Differences within congregations can be most transformative when the differences can be allowed without excluding those who disagree. When someone goes out on a limb to state a differing opinion or experience at a board meeting, a common tendency is to see the opinion as aberrant even when it isn’t. A skilled facilitator will often ask, “Does anyone else have a similar feeling or thought?” It is often the case that someone else does. Then, as a board begins to grapple with different opinions, creative solutions can arise from what otherwise would have been sidestepped—for the sake of “getting through” the agenda.
“Divided No More”
Parker Palmer has pointed out that many of our organizations, including religious organizations, may prompt us to live “divided lives”:
Inwardly we feel one sort of imperative for our lives, but outwardly we respond to quite another. This is the human condition, of course; our inner and outer worlds will never be in perfect harmony. But there are extremes of dividedness that become intolerable, and when the tension snaps inside of this person, then that person, and then another, a movement may be underway.5
The example that Palmer points out is Rosa Parks’ decision on a particular day in Alabama in 1955 that she would sit at the front of the bus. Her decision to be “divided no more” provided a spark to a movement for civil rights. As Palmer points out:
The decision to stop leading a divided life is less a strategy for altering other people’s values than an uprising of the elemental need for one’s own values to come to the fore.
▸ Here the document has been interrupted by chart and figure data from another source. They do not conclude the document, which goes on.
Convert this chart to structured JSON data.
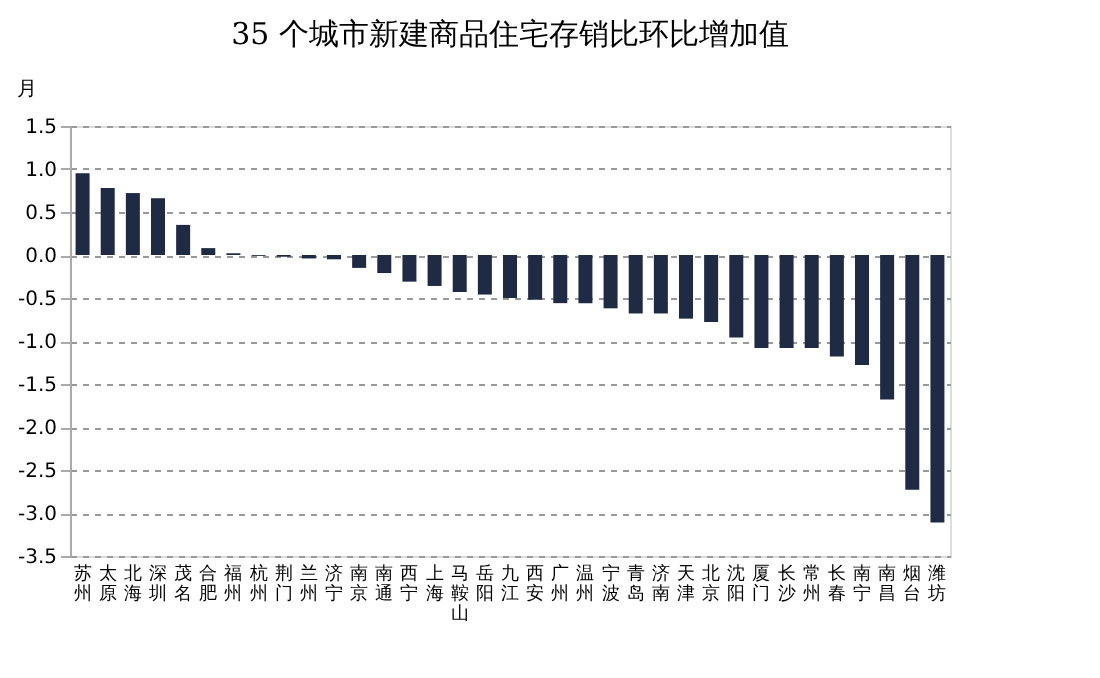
{
  "chart_data": {
    "type": "bar",
    "title": "35 个城市新建商品住宅存销比环比增加值",
    "ylabel": "月",
    "categories": [
      "苏州",
      "太原",
      "北海",
      "深圳",
      "茂名",
      "合肥",
      "福州",
      "杭州",
      "荆门",
      "兰州",
      "济宁",
      "南京",
      "南通",
      "西宁",
      "上海",
      "马鞍山",
      "岳阳",
      "九江",
      "西安",
      "广州",
      "温州",
      "宁波",
      "青岛",
      "济南",
      "天津",
      "北京",
      "沈阳",
      "厦门",
      "长沙",
      "常州",
      "长春",
      "南宁",
      "南昌",
      "烟台",
      "潍坊"
    ],
    "values": [
      0.95,
      0.78,
      0.72,
      0.66,
      0.35,
      0.08,
      0.02,
      -0.01,
      -0.02,
      -0.04,
      -0.05,
      -0.15,
      -0.21,
      -0.31,
      -0.36,
      -0.43,
      -0.46,
      -0.5,
      -0.52,
      -0.56,
      -0.56,
      -0.62,
      -0.68,
      -0.68,
      -0.74,
      -0.78,
      -0.96,
      -1.08,
      -1.08,
      -1.08,
      -1.18,
      -1.28,
      -1.68,
      -2.73,
      -3.11
    ],
    "color": "#1f2a44",
    "ylim": [
      -3.5,
      1.5
    ],
    "yticks": [
      {
        "value": 1.5,
        "label": "1.5"
      },
      {
        "value": 1,
        "label": "1.0"
      },
      {
        "value": 0.5,
        "label": "0.5"
      },
      {
        "value": 0,
        "label": "0.0"
      },
      {
        "value": -0.5,
        "label": "-0.5"
      },
      {
        "value": -1,
        "label": "-1.0"
      },
      {
        "value": -1.5,
        "label": "-1.5"
      },
      {
        "value": -2,
        "label": "-2.0"
      },
      {
        "value": -2.5,
        "label": "-2.5"
      },
      {
        "value": -3,
        "label": "-3.0"
      },
      {
        "value": -3.5,
        "label": "-3.5"
      }
    ],
    "grid": "y"
  }
}
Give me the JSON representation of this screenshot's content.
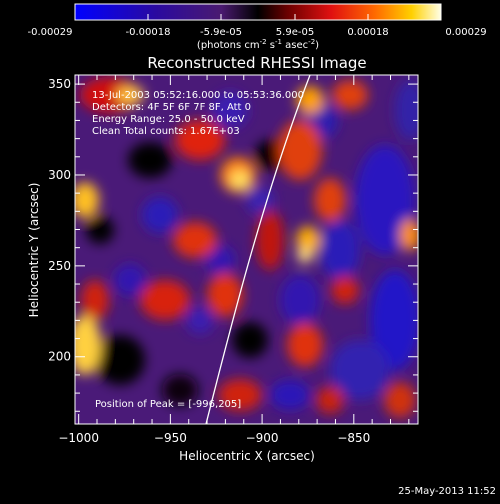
{
  "colorbar": {
    "tick_labels": [
      "-0.00029",
      "-0.00018",
      "-5.9e-05",
      "5.9e-05",
      "0.00018",
      "0.00029"
    ],
    "range": [
      -0.00029,
      0.00029
    ],
    "units_prefix": "(photons cm",
    "units_sup1": "-2",
    "units_mid1": " s",
    "units_sup2": "-1",
    "units_mid2": " asec",
    "units_sup3": "-2",
    "units_suffix": ")"
  },
  "plot": {
    "title": "Reconstructed RHESSI Image",
    "xlabel": "Heliocentric X (arcsec)",
    "ylabel": "Heliocentric Y (arcsec)",
    "xlim": [
      -1002,
      -815
    ],
    "ylim": [
      163,
      355
    ],
    "x_ticks": [
      {
        "value": -1000,
        "label": "−1000"
      },
      {
        "value": -950,
        "label": "−950"
      },
      {
        "value": -900,
        "label": "−900"
      },
      {
        "value": -850,
        "label": "−850"
      }
    ],
    "x_minor": [
      -990,
      -980,
      -970,
      -960,
      -940,
      -930,
      -920,
      -910,
      -890,
      -880,
      -870,
      -860,
      -840,
      -830,
      -820
    ],
    "y_ticks": [
      {
        "value": 200,
        "label": "200"
      },
      {
        "value": 250,
        "label": "250"
      },
      {
        "value": 300,
        "label": "300"
      },
      {
        "value": 350,
        "label": "350"
      }
    ],
    "y_minor": [
      170,
      180,
      190,
      210,
      220,
      230,
      240,
      260,
      270,
      280,
      290,
      310,
      320,
      330,
      340
    ],
    "annotations": [
      "13-Jul-2003 05:52:16.000 to 05:53:36.000",
      "Detectors: 4F 5F 6F 7F 8F, Att 0",
      "Energy Range: 25.0 - 50.0 keV",
      "Clean    Total counts: 1.67E+03"
    ],
    "peak_label": "Position of Peak = [-996,205]",
    "limb_color": "#ffffff"
  },
  "footer": {
    "timestamp": "25-May-2013 11:52"
  },
  "colors": {
    "background": "#000000",
    "text": "#ffffff"
  }
}
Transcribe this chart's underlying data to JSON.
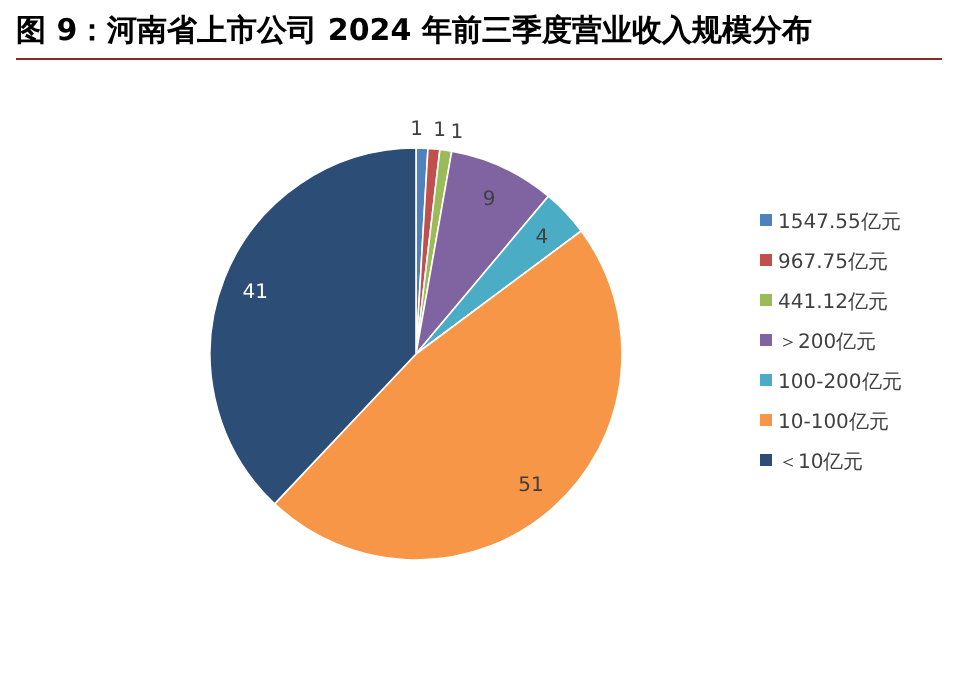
{
  "chart_data": {
    "type": "pie",
    "title": "图 9：河南省上市公司 2024 年前三季度营业收入规模分布",
    "categories": [
      "1547.55亿元",
      "967.75亿元",
      "441.12亿元",
      "＞200亿元",
      "100-200亿元",
      "10-100亿元",
      "＜10亿元"
    ],
    "values": [
      1,
      1,
      1,
      9,
      4,
      51,
      41
    ],
    "colors": [
      "#4f81bd",
      "#c0504d",
      "#9bbb59",
      "#8064a2",
      "#4bacc6",
      "#f79646",
      "#2c4d75"
    ],
    "data_labels": true,
    "legend": "right"
  }
}
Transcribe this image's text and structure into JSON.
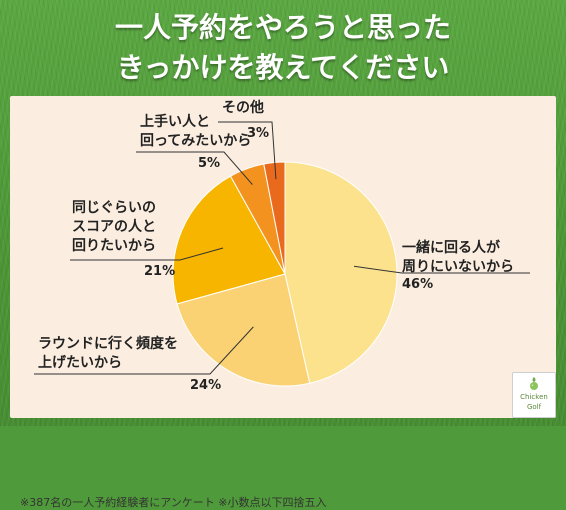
{
  "title": {
    "line1": "一人予約をやろうと思った",
    "line2": "きっかけを教えてください"
  },
  "note": "※387名の一人予約経験者にアンケート ※小数点以下四捨五入",
  "logo": {
    "line1": "Chicken",
    "line2": "Golf"
  },
  "colors": {
    "background": "#4f9a3a",
    "panel": "#fbeee0",
    "leader": "#333333"
  },
  "chart_data": {
    "type": "pie",
    "start": "top",
    "direction": "clockwise",
    "slices": [
      {
        "label_lines": [
          "一緒に回る人が",
          "周りにいないから"
        ],
        "value": 46,
        "value_label": "46%",
        "color": "#fce28c"
      },
      {
        "label_lines": [
          "ラウンドに行く頻度を",
          "上げたいから"
        ],
        "value": 24,
        "value_label": "24%",
        "color": "#fbd273"
      },
      {
        "label_lines": [
          "同じぐらいの",
          "スコアの人と",
          "回りたいから"
        ],
        "value": 21,
        "value_label": "21%",
        "color": "#f7b500"
      },
      {
        "label_lines": [
          "上手い人と",
          "回ってみたいから"
        ],
        "value": 5,
        "value_label": "5%",
        "color": "#f3921f"
      },
      {
        "label_lines": [
          "その他"
        ],
        "value": 3,
        "value_label": "3%",
        "color": "#e96a1d"
      }
    ]
  }
}
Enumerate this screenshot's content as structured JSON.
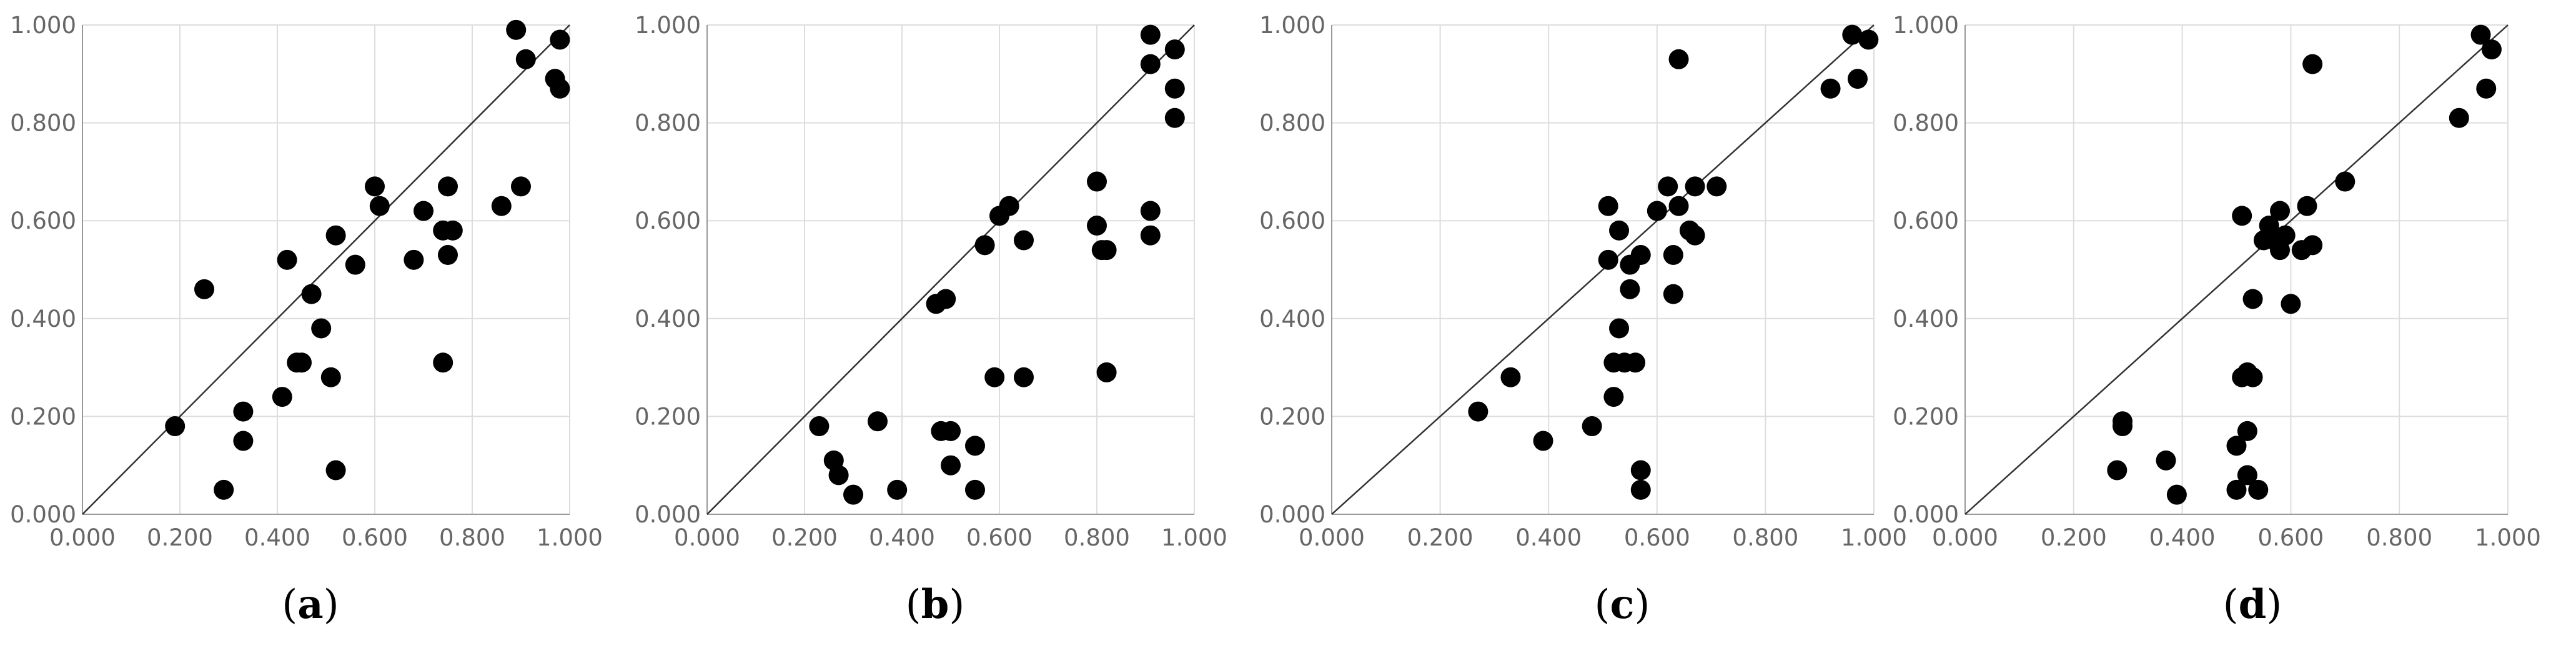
{
  "chart_data": [
    {
      "type": "scatter",
      "panel_label": "a",
      "xlim": [
        0,
        1
      ],
      "ylim": [
        0,
        1
      ],
      "xticks": [
        "0.000",
        "0.200",
        "0.400",
        "0.600",
        "0.800",
        "1.000"
      ],
      "yticks": [
        "0.000",
        "0.200",
        "0.400",
        "0.600",
        "0.800",
        "1.000"
      ],
      "grid": true,
      "reference_line": "y = x",
      "points": [
        [
          0.19,
          0.18
        ],
        [
          0.25,
          0.46
        ],
        [
          0.29,
          0.05
        ],
        [
          0.33,
          0.21
        ],
        [
          0.33,
          0.15
        ],
        [
          0.41,
          0.24
        ],
        [
          0.42,
          0.52
        ],
        [
          0.44,
          0.31
        ],
        [
          0.45,
          0.31
        ],
        [
          0.47,
          0.45
        ],
        [
          0.49,
          0.38
        ],
        [
          0.51,
          0.28
        ],
        [
          0.52,
          0.57
        ],
        [
          0.52,
          0.09
        ],
        [
          0.56,
          0.51
        ],
        [
          0.6,
          0.67
        ],
        [
          0.61,
          0.63
        ],
        [
          0.68,
          0.52
        ],
        [
          0.7,
          0.62
        ],
        [
          0.74,
          0.58
        ],
        [
          0.74,
          0.31
        ],
        [
          0.75,
          0.67
        ],
        [
          0.75,
          0.53
        ],
        [
          0.76,
          0.58
        ],
        [
          0.86,
          0.63
        ],
        [
          0.89,
          0.99
        ],
        [
          0.91,
          0.93
        ],
        [
          0.9,
          0.67
        ],
        [
          0.97,
          0.89
        ],
        [
          0.98,
          0.87
        ],
        [
          0.98,
          0.97
        ]
      ]
    },
    {
      "type": "scatter",
      "panel_label": "b",
      "xlim": [
        0,
        1
      ],
      "ylim": [
        0,
        1
      ],
      "xticks": [
        "0.000",
        "0.200",
        "0.400",
        "0.600",
        "0.800",
        "1.000"
      ],
      "yticks": [
        "0.000",
        "0.200",
        "0.400",
        "0.600",
        "0.800",
        "1.000"
      ],
      "grid": true,
      "reference_line": "y = x",
      "points": [
        [
          0.23,
          0.18
        ],
        [
          0.26,
          0.11
        ],
        [
          0.27,
          0.08
        ],
        [
          0.3,
          0.04
        ],
        [
          0.35,
          0.19
        ],
        [
          0.39,
          0.05
        ],
        [
          0.47,
          0.43
        ],
        [
          0.48,
          0.17
        ],
        [
          0.49,
          0.44
        ],
        [
          0.5,
          0.17
        ],
        [
          0.5,
          0.1
        ],
        [
          0.55,
          0.14
        ],
        [
          0.55,
          0.05
        ],
        [
          0.57,
          0.55
        ],
        [
          0.59,
          0.28
        ],
        [
          0.6,
          0.61
        ],
        [
          0.62,
          0.63
        ],
        [
          0.65,
          0.56
        ],
        [
          0.65,
          0.28
        ],
        [
          0.8,
          0.68
        ],
        [
          0.8,
          0.59
        ],
        [
          0.81,
          0.54
        ],
        [
          0.82,
          0.54
        ],
        [
          0.82,
          0.29
        ],
        [
          0.91,
          0.98
        ],
        [
          0.91,
          0.92
        ],
        [
          0.91,
          0.62
        ],
        [
          0.91,
          0.57
        ],
        [
          0.96,
          0.95
        ],
        [
          0.96,
          0.87
        ],
        [
          0.96,
          0.81
        ]
      ]
    },
    {
      "type": "scatter",
      "panel_label": "c",
      "xlim": [
        0,
        1
      ],
      "ylim": [
        0,
        1
      ],
      "xticks": [
        "0.000",
        "0.200",
        "0.400",
        "0.600",
        "0.800",
        "1.000"
      ],
      "yticks": [
        "0.000",
        "0.200",
        "0.400",
        "0.600",
        "0.800",
        "1.000"
      ],
      "grid": true,
      "reference_line": "y = x",
      "points": [
        [
          0.27,
          0.21
        ],
        [
          0.33,
          0.28
        ],
        [
          0.39,
          0.15
        ],
        [
          0.48,
          0.18
        ],
        [
          0.51,
          0.63
        ],
        [
          0.51,
          0.52
        ],
        [
          0.52,
          0.31
        ],
        [
          0.52,
          0.24
        ],
        [
          0.53,
          0.58
        ],
        [
          0.53,
          0.38
        ],
        [
          0.54,
          0.31
        ],
        [
          0.55,
          0.46
        ],
        [
          0.55,
          0.51
        ],
        [
          0.56,
          0.31
        ],
        [
          0.57,
          0.53
        ],
        [
          0.57,
          0.09
        ],
        [
          0.57,
          0.05
        ],
        [
          0.6,
          0.62
        ],
        [
          0.62,
          0.67
        ],
        [
          0.63,
          0.53
        ],
        [
          0.63,
          0.45
        ],
        [
          0.64,
          0.93
        ],
        [
          0.64,
          0.63
        ],
        [
          0.66,
          0.58
        ],
        [
          0.67,
          0.57
        ],
        [
          0.67,
          0.67
        ],
        [
          0.71,
          0.67
        ],
        [
          0.92,
          0.87
        ],
        [
          0.96,
          0.98
        ],
        [
          0.97,
          0.89
        ],
        [
          0.99,
          0.97
        ]
      ]
    },
    {
      "type": "scatter",
      "panel_label": "d",
      "xlim": [
        0,
        1
      ],
      "ylim": [
        0,
        1
      ],
      "xticks": [
        "0.000",
        "0.200",
        "0.400",
        "0.600",
        "0.800",
        "1.000"
      ],
      "yticks": [
        "0.000",
        "0.200",
        "0.400",
        "0.600",
        "0.800",
        "1.000"
      ],
      "grid": true,
      "reference_line": "y = x",
      "points": [
        [
          0.28,
          0.09
        ],
        [
          0.29,
          0.18
        ],
        [
          0.29,
          0.19
        ],
        [
          0.37,
          0.11
        ],
        [
          0.39,
          0.04
        ],
        [
          0.5,
          0.14
        ],
        [
          0.5,
          0.05
        ],
        [
          0.51,
          0.61
        ],
        [
          0.51,
          0.28
        ],
        [
          0.52,
          0.29
        ],
        [
          0.52,
          0.17
        ],
        [
          0.52,
          0.08
        ],
        [
          0.53,
          0.44
        ],
        [
          0.53,
          0.28
        ],
        [
          0.54,
          0.05
        ],
        [
          0.55,
          0.56
        ],
        [
          0.56,
          0.59
        ],
        [
          0.57,
          0.56
        ],
        [
          0.58,
          0.54
        ],
        [
          0.58,
          0.62
        ],
        [
          0.59,
          0.57
        ],
        [
          0.6,
          0.43
        ],
        [
          0.62,
          0.54
        ],
        [
          0.63,
          0.63
        ],
        [
          0.64,
          0.92
        ],
        [
          0.64,
          0.55
        ],
        [
          0.7,
          0.68
        ],
        [
          0.91,
          0.81
        ],
        [
          0.95,
          0.98
        ],
        [
          0.96,
          0.87
        ],
        [
          0.97,
          0.95
        ]
      ]
    }
  ]
}
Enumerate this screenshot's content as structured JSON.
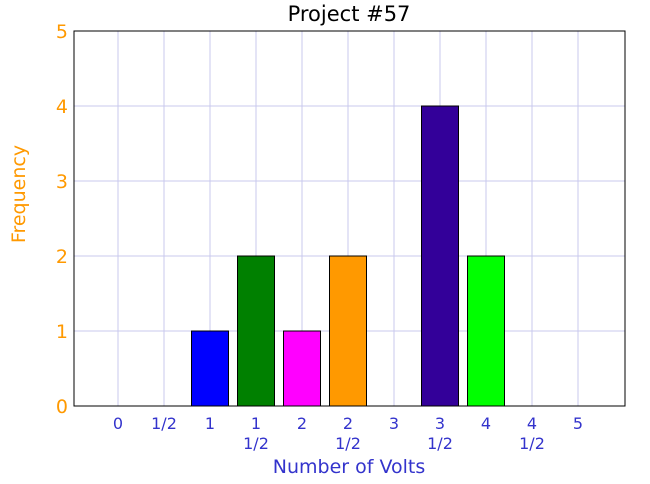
{
  "chart_data": {
    "type": "bar",
    "title": "Project #57",
    "xlabel": "Number of Volts",
    "ylabel": "Frequency",
    "categories": [
      [
        "0"
      ],
      [
        "1/2"
      ],
      [
        "1"
      ],
      [
        "1",
        "1/2"
      ],
      [
        "2"
      ],
      [
        "2",
        "1/2"
      ],
      [
        "3"
      ],
      [
        "3",
        "1/2"
      ],
      [
        "4"
      ],
      [
        "4",
        "1/2"
      ],
      [
        "5"
      ]
    ],
    "values": [
      0,
      0,
      1,
      2,
      1,
      2,
      0,
      4,
      2,
      0,
      0
    ],
    "bar_colors": [
      "#0000ff",
      "#0000ff",
      "#0000ff",
      "#008000",
      "#ff00ff",
      "#ff9900",
      "#330099",
      "#330099",
      "#00ff00",
      "#00ff00",
      "#00ff00"
    ],
    "ylim": [
      0,
      5
    ],
    "yticks": [
      0,
      1,
      2,
      3,
      4,
      5
    ],
    "grid": true,
    "colors": {
      "ytick_text": "#ff9900",
      "ylabel_text": "#ff9900",
      "xtick_text": "#3333cc",
      "xlabel_text": "#3333cc",
      "grid": "#c8c8ee"
    }
  }
}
The power of a movement lies less in attacking some enemy’s untruth than in naming and claiming a truth of one’s own.6
Likewise in congregations, the more we, as lay or professional religious leaders, can practice telling our own truth and encouraging others to do the same, the more we can create a climate in our congregations of truth-telling that can truly liberate, that can truly “set us free.”
1. Jean Stairs, Listening for the Soul: Pastoral Care and Spiritual Direction (Minneapolis: Fortress Press, 2000), 15.
2. Will Schutz, The Truth Option (Berkeley: Berkeley Press, 1984) and The Human Element.
3. Will Schutz, The Human Element, 60–61.
4. Yvonne Agazarian, Systems-Centered Therapy for Groups. (New York: The Guilford Press, 1997), 56–59.
5. Parker Palmer, “Divided No More: A Movement Approach to Educational Reform,” Change (Mar/Apr 1992): 11.